画室走廊的穿堂风裹挟着海盐气息,把丁夏的素描纸掀得哗哗作响。她伸手去按飞起的画稿时,普鲁士蓝的颜料管从帆布包里滚落,在刚打过蜡的木地板上画出断续的轨迹。
陈默就是在这时出现的。
他弯腰的姿势像被按了慢放键,校服领口露出半截洗得发白的灰色T恤。指尖在即将触到颜料管的刹那,丁夏的帆布鞋先一步踩住了滚动的金属管。两人的影子在晨光里叠成奇怪的形状,陈默闻到她袖口飘来的松节油味道。

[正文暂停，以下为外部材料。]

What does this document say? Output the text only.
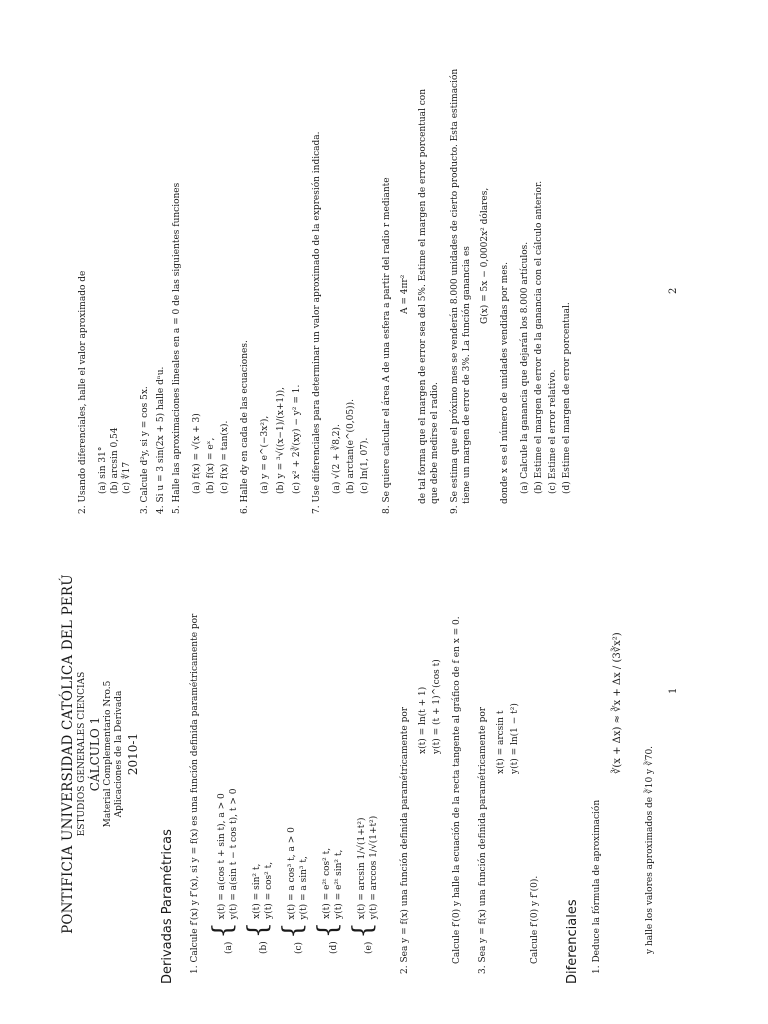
PONTIFICIA UNIVERSIDAD CATÓLICA DEL PERÚ ESTUDIOS GENERALES CIENCIAS CÁLCULO 1 Material Complementario Nro.5 Aplicaciones de la Derivada 2010-1
Derivadas Paramétricas 1. Calcule f′(x) y f″(x), si y = f(x) es una función definida paramétricamente por	(a) {
x(t) = a(cos t + sin t), a > 0 y(t) = a(sin t − t cos t), t > 0
(b) {
x(t) = sin² t, y(t) = cos² t,
(c) {
x(t) = a cos³ t, a > 0 y(t) = a sin³ t,
(d) {
x(t) = e²ᵗ cos² t, y(t) = e²ᵗ sin² t,
(e) {
x(t) = arcsin 1/√(1+t²) y(t) = arccos 1/√(1+t²) 2. Sea y = f(x) una función definida paramétricamente por x(t) = ln(t + 1) y(t) = (t + 1)^(cos t) Calcule f′(0) y halle la ecuación de la recta tangente al gráfico de f en x = 0. 3. Sea y = f(x) una función definida paramétricamente por x(t) = arcsin t y(t) = ln(1 − t²)
Calcule f′(0) y f″(0). Diferenciales 1. Deduce la fórmula de aproximación
∛(x + Δx) ≈ ∛x + Δx / (3∛x²)
y halle los valores aproximados de ∛10 y ∛70.
1
2. Usando diferenciales, halle el valor aproximado de (a) sin 31° (b) arcsin 0,54 (c) ∜17 3. Calcule d²y, si y = cos 5x. 4. Si u = 3 sin(2x + 5) halle dⁿu. 5. Halle las aproximaciones lineales en a = 0 de las siguientes funciones (a) f(x) = √(x + 3) (b) f(x) = eˣ, (c) f(x) = tan(x). 6. Halle dy en cada de las ecuaciones. (a) y = e^(−3x²), (b) y = ³√((x−1)/(x+1)), (c) x² + 2∛(xy) − y² = 1. 7. Use diferenciales para determinar un valor aproximado de la expresión indicada. (a) √(2 + ∛8,2). (b) arctan(e^(0,05)). (c) ln(1, 07). 8. Se quiere calcular el área A de una esfera a partir del radio r mediante A = 4πr² de tal forma que el margen de error sea del 5%. Estime el margen de error porcentual con que debe medirse el radio. 9. Se estima que el próximo mes se venderán 8.000 unidades de cierto producto. Esta estimación tiene un margen de error de 3%. La función ganancia es G(x) = 5x − 0,0002x² dólares,
donde x es el número de unidades vendidas por mes. (a) Calcule la ganancia que dejarán los 8.000 artículos. (b) Estime el margen de error de la ganancia con el cálculo anterior. (c) Estime el error relativo. (d) Estime el margen de error porcentual.
2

"同学,"丁夏用画笔尾端撩开遮住视线的碎发,"这是通往天台的专用通道。"她腕间的银镯撞在画板边缘,发出风铃般的清响。陈默这才注意到墙上"美术部专用"的烫金标牌,在朝阳下泛着蜂蜜般的光泽。
第二节课的下课铃撕开沉默。陈默看着颜料管在对方帆布鞋下渐渐变形,钴蓝色液体从螺纹口渗出,在地板缝隙里蜿蜒成微型海湾。他突然想起今早母亲往他书包里塞的湿巾——那个总是把便利店临期食品细心贴上标签的女人。
"要这个吗?"掏出的湿巾包装印着幼稚的卡通熊。丁夏怔了怔,接过时指尖擦过他掌心的茧,那是长期握自动铅笔留下的印记。
清理工作进行到第七分钟时,陈默发现丁夏在用三种蓝色修补地板上的污渍。群青打底,湖蓝勾勒浪尖,最后用钛白点出浮沫。"像不像石老人海滩的涨潮?"她突然抬头,马尾辫扫过少年发烫的耳尖。
走廊尽头传来美术老师的脚步声。丁夏迅速把画板挡在修补处,陈默的湿巾还攥在手里,沾满蓝色颜料像攥着一小片凝固的海。他们听见老式挂钟的滴答声混着海鸥鸣叫从敞开的窗户涌进来,远处操场上体育课的哨音正在倒数。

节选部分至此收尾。